BB, the point I was making is that a cross of the zero line on the MACD is defined as a cross of the 2 EMAs, is it not ?
See the 2nd paragraph below:
"MOVING AVERAGE CONVERGENCE-DIVERGENCE INDEX (MACD)
The MACD is a two-component indicator based on two exponential moving price averages. Because of the early signals, which can be derived from this indicator, it is regarded by many analysts as helpful in the trading of stock options. MACD is more classic version of the Price Phase Indicator.
The first component of the MACD is a line, which represents the difference between two moving averages; each computed for a different period of time. This first component is called Price Phase Line.
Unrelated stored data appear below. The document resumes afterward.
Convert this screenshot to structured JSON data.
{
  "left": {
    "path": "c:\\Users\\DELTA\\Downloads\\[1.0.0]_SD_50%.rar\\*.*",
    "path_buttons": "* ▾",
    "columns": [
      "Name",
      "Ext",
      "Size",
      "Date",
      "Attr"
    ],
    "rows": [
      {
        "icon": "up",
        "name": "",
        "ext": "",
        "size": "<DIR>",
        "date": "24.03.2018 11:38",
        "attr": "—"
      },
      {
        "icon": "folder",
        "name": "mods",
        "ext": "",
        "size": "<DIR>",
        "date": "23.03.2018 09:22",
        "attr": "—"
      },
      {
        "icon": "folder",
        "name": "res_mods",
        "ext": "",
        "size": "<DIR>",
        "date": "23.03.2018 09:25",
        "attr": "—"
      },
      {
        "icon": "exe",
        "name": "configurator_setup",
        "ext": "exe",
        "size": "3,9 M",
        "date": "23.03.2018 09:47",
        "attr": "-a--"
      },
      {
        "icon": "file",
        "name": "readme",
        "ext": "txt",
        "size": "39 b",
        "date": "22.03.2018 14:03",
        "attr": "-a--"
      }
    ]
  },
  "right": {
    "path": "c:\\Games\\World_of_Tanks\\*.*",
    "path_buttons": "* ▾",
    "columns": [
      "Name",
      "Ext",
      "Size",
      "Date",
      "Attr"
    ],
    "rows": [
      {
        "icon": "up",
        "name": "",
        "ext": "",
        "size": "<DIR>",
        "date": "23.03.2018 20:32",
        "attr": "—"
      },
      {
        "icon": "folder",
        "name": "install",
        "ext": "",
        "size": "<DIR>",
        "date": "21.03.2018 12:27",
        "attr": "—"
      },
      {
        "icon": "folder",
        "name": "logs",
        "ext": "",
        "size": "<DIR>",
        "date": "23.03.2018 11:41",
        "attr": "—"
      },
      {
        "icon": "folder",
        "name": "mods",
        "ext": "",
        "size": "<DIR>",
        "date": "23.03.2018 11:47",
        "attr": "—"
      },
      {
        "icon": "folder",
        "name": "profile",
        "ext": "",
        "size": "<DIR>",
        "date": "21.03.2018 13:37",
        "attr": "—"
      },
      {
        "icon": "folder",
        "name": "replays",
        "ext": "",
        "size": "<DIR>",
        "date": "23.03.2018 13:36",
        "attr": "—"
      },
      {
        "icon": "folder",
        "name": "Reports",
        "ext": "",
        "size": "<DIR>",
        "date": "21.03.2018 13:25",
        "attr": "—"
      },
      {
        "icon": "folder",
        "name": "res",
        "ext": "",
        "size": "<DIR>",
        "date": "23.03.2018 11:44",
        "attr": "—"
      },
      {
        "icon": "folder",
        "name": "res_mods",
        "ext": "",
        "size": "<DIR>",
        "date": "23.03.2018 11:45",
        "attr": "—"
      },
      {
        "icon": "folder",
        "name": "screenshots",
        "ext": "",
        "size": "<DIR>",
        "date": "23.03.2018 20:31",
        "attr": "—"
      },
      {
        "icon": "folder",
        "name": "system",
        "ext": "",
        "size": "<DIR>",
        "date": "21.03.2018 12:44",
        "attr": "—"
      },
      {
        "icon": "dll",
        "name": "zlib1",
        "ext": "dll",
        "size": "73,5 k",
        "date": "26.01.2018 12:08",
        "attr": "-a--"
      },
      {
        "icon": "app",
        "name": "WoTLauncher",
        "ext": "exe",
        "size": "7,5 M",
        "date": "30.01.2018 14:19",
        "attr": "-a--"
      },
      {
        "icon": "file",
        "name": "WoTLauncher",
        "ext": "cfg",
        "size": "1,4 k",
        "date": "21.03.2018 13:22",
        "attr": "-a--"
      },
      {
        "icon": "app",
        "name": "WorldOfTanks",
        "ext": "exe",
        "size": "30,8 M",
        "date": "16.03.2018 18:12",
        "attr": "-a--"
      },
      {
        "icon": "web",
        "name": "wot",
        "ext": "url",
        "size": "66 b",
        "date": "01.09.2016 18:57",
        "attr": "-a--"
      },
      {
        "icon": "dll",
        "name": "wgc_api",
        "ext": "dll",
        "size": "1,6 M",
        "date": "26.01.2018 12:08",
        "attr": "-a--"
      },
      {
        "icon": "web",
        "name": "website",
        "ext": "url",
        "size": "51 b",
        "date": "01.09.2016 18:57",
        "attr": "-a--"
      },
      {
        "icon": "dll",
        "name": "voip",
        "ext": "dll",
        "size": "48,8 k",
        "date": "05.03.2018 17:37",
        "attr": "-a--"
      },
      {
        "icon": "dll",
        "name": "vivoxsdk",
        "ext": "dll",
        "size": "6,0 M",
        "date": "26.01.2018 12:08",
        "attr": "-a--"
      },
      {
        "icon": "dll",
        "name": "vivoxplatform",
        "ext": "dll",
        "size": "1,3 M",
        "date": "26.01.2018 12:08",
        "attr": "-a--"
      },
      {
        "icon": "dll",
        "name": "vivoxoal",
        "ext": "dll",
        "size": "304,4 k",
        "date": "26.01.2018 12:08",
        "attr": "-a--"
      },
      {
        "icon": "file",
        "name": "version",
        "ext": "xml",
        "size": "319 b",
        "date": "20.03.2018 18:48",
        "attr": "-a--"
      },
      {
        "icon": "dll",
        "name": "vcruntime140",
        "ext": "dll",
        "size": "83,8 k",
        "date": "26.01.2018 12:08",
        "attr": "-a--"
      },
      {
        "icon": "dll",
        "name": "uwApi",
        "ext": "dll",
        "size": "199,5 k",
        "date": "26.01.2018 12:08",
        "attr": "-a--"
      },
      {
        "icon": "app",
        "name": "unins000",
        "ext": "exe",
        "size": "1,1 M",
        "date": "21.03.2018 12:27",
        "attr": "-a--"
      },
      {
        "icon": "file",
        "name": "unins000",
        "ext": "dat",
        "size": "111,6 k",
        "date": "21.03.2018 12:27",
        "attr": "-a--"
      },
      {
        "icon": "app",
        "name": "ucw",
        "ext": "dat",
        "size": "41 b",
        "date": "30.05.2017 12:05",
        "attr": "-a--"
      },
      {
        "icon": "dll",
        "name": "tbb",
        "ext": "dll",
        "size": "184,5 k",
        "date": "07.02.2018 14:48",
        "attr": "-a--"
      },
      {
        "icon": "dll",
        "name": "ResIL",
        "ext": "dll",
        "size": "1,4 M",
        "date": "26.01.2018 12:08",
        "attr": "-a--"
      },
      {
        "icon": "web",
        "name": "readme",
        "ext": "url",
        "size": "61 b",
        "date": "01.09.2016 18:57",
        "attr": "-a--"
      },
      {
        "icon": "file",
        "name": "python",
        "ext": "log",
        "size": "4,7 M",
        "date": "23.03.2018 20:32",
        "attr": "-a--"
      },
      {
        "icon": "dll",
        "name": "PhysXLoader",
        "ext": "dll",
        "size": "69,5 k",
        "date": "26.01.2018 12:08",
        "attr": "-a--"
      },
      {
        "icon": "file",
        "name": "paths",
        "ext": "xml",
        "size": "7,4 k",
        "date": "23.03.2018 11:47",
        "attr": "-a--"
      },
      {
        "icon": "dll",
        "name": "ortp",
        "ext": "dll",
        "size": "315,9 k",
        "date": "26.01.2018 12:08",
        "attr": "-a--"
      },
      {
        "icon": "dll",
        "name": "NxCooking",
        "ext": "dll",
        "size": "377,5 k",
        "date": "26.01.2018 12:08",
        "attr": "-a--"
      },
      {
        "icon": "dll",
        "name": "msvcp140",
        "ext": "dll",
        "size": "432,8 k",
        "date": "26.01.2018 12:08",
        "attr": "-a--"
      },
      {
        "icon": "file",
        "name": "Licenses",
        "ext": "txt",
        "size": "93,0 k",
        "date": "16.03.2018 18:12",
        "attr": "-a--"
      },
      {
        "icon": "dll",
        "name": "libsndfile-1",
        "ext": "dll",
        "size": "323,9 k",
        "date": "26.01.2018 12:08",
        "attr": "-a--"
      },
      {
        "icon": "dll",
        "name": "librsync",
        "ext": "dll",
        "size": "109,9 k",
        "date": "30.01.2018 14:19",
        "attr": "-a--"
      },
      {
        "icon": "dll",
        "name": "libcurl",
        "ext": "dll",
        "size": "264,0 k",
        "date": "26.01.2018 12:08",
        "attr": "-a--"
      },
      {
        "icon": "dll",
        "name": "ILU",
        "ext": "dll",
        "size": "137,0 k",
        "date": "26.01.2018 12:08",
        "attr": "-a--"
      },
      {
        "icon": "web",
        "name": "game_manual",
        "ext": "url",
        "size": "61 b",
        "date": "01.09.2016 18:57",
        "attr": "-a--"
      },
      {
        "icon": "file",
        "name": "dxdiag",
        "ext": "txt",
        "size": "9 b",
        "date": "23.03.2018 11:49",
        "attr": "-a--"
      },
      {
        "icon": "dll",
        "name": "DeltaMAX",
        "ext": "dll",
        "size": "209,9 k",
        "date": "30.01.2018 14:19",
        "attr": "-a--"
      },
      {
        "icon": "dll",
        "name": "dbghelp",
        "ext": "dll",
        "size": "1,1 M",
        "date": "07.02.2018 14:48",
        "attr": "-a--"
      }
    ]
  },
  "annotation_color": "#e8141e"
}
The second component, which is called the Signal Line, is an exponential average of the first component.
The two lines are charted together on the same time scale. If you have not changed the default color settings, the Price Phase Line is green and the Signal line is purple. You can also determine which line is which by the position of the lines during periods when a definite trend is established. The Price Phase Line is the upper line during upward price movements and the lower line during downward movements. The Signal line, being an average of the Price Phase Line, is the lower line during upward moves and the upper line during downward moves.
As a general rule, it is considered bullish when the Price Phase Line is rising and is above the Signal Line. Conversely, it is bearish when the Price Line is falling and is below the Signal Line.
Buy and sell signal are generated by the crossing of the two lines. In general, a buy signal occurs when the Price Phase Line crosses from below to above the Signal Line. A sell signal is indicated when the Price Phase Line crosses from above to below the Signal line.
An example of a buy signal can be seen on the chart for International Flavors & Fragrances (IFF). The stock moved sideways from September through late October of 1994. At the same time, the MACD was making higher lows. On October 26, the Price Phase Line crossed above the Signal Line and continued to rise. This proved to be an excellent buying opportunity.
Because of its smoothed nature, this indicator can be helpful in highly volatile markets such as the options market. Although generally less effective during narrow, trendless markets, it provides good signals during widely swinging trading ranges and at the conclusion of strong trends.
MACD is especially valuable for its ability to signal a turnaround following a sharp decline. In this situation, divergences are particularly significant and often predate important market bottoms. Divergences pertain to trends and occur when the trend of price action and the trend of an indicator are in opposite directions.
In addition to trend breaks, divergences, and Signal Line crossing, it is important to watch for overbought and oversold levels. When the MACD rises above a certain level, the ticker is in an overbought region and reversal is likely. The same is true in the oversold direction."